More importantly, certification has changed the tone of discussions. Rather than digging into whether the technology can be relied upon, conversations increasingly focus on how it can be applied and scaled to deliver value. That shift frees the Eleos team to spend less time explaining the reliability of its systems and more time collaborating with clients on outcomes that matter.
In effect, certification now acts as a trust signal that can accelerate conversations, allowing Eleos to move more quickly from validation to value.
Looking Ahead: Raising the Bar for AI in Healthcare
As Eleos reflects on certification, its leadership ties the achievement back to the company’s broader mission and the people it ultimately serves.
“Post-acute care providers deliver essential support in deeply human moments. They deserve tools that are not only intelligent but also trustworthy. Certification helps us ensure our AI meets that standard, supporting care that is more efficient, compliant, and compassionate,” said Alon Joffe, CEO and Co-founder of Eleos.
That perspective highlights why certification is not the finish line, but a new chapter. Across healthcare, AI is now expected to demonstrate not only innovation, but also accountability.
For Eleos, that means model updates consistently pass through structured review, oversight committees remain active, and clinicians always understand the reasoning behind AI outputs. Over time, these practices transform compliance from a box-checking exercise into part of the organization’s culture.
Eleos’s adoption of Drummond’s pDSI-Risk Certification positions it as both participant and leader in shaping this culture of governed AI. It demonstrates that innovation in behavioral health and post-acute care can coexist with rigorous stewardship. That example sets a blueprint for others: AI tools should arrive with governance built in, not bolted on.
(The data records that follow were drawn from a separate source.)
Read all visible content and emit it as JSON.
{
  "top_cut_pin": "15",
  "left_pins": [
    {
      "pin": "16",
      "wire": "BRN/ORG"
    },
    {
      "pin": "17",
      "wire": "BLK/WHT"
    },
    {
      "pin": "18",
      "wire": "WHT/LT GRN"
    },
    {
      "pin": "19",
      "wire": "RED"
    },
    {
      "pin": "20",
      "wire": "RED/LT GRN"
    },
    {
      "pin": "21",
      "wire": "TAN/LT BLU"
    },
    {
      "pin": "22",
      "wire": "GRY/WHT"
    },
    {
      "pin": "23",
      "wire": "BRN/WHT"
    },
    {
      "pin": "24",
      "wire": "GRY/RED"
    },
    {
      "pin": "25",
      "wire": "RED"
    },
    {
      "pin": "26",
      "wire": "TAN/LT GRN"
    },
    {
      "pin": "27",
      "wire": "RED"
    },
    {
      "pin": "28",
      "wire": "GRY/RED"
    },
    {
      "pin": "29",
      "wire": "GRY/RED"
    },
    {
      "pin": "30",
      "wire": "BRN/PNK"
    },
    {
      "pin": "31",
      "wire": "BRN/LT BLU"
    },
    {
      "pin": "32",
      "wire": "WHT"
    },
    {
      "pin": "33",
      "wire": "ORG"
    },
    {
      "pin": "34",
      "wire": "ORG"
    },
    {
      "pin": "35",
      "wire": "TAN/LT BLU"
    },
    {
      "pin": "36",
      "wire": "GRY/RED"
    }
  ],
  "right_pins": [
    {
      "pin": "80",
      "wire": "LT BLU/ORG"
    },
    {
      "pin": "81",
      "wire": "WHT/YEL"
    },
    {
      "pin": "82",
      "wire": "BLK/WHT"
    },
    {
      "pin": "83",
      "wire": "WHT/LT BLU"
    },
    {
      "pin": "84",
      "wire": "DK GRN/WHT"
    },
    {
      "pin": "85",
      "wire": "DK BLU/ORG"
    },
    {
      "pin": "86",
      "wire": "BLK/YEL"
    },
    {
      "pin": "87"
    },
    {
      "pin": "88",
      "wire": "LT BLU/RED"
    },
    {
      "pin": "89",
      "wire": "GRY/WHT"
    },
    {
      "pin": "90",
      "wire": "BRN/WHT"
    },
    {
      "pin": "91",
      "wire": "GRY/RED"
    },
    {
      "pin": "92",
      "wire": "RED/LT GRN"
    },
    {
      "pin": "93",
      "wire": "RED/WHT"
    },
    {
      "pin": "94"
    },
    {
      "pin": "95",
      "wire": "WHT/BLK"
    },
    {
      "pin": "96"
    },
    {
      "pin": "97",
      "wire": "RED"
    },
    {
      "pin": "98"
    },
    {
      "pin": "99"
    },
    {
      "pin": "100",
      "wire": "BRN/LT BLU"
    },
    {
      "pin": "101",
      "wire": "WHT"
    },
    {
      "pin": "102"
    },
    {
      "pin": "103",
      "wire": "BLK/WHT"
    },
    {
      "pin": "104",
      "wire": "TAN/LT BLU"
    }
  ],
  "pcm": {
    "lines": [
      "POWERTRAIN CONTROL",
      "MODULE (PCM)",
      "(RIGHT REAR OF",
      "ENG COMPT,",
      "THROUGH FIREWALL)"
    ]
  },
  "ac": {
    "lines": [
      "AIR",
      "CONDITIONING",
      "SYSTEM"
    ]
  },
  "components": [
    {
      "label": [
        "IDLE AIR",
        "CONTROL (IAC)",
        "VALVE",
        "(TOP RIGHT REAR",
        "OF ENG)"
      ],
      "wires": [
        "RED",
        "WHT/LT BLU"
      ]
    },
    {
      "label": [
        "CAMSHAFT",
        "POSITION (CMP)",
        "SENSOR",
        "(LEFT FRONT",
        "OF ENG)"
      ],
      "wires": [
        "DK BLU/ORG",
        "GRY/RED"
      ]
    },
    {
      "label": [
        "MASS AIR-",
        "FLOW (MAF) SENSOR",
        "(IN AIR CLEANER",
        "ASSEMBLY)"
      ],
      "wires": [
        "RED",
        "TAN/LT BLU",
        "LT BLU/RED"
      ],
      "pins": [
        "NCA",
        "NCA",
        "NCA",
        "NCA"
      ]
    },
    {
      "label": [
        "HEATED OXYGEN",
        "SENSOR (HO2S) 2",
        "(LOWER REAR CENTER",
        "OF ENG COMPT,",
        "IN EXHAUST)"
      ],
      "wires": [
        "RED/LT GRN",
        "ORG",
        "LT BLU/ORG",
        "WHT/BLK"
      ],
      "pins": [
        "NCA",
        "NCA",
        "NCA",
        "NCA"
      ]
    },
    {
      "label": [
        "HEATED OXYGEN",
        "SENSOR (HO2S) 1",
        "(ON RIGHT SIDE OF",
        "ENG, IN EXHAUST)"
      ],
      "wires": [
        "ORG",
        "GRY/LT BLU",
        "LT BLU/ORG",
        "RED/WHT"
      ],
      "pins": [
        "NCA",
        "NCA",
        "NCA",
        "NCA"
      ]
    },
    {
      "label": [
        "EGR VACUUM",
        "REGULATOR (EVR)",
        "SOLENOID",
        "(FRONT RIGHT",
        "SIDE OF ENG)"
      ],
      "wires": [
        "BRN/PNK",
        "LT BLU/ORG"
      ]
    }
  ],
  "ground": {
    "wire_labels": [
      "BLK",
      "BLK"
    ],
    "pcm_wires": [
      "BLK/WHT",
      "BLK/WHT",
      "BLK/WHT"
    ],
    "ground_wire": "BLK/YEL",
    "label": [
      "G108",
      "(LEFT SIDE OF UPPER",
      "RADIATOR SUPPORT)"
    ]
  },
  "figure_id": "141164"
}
In the end, Eleos’s certification is more than a milestone. It is proof that AI in healthcare can be accountable and effective all at once. The benefits (stronger governance, faster trust with customers, and smoother adoption) are clear. For organizations that have not yet pursued certification, Eleos’ journey makes the case plain. Independent validation is no longer optional. Those who follow this path will be better prepared and ultimately, more competitive in a market where confidence and trust are quickly becoming the deciding factors.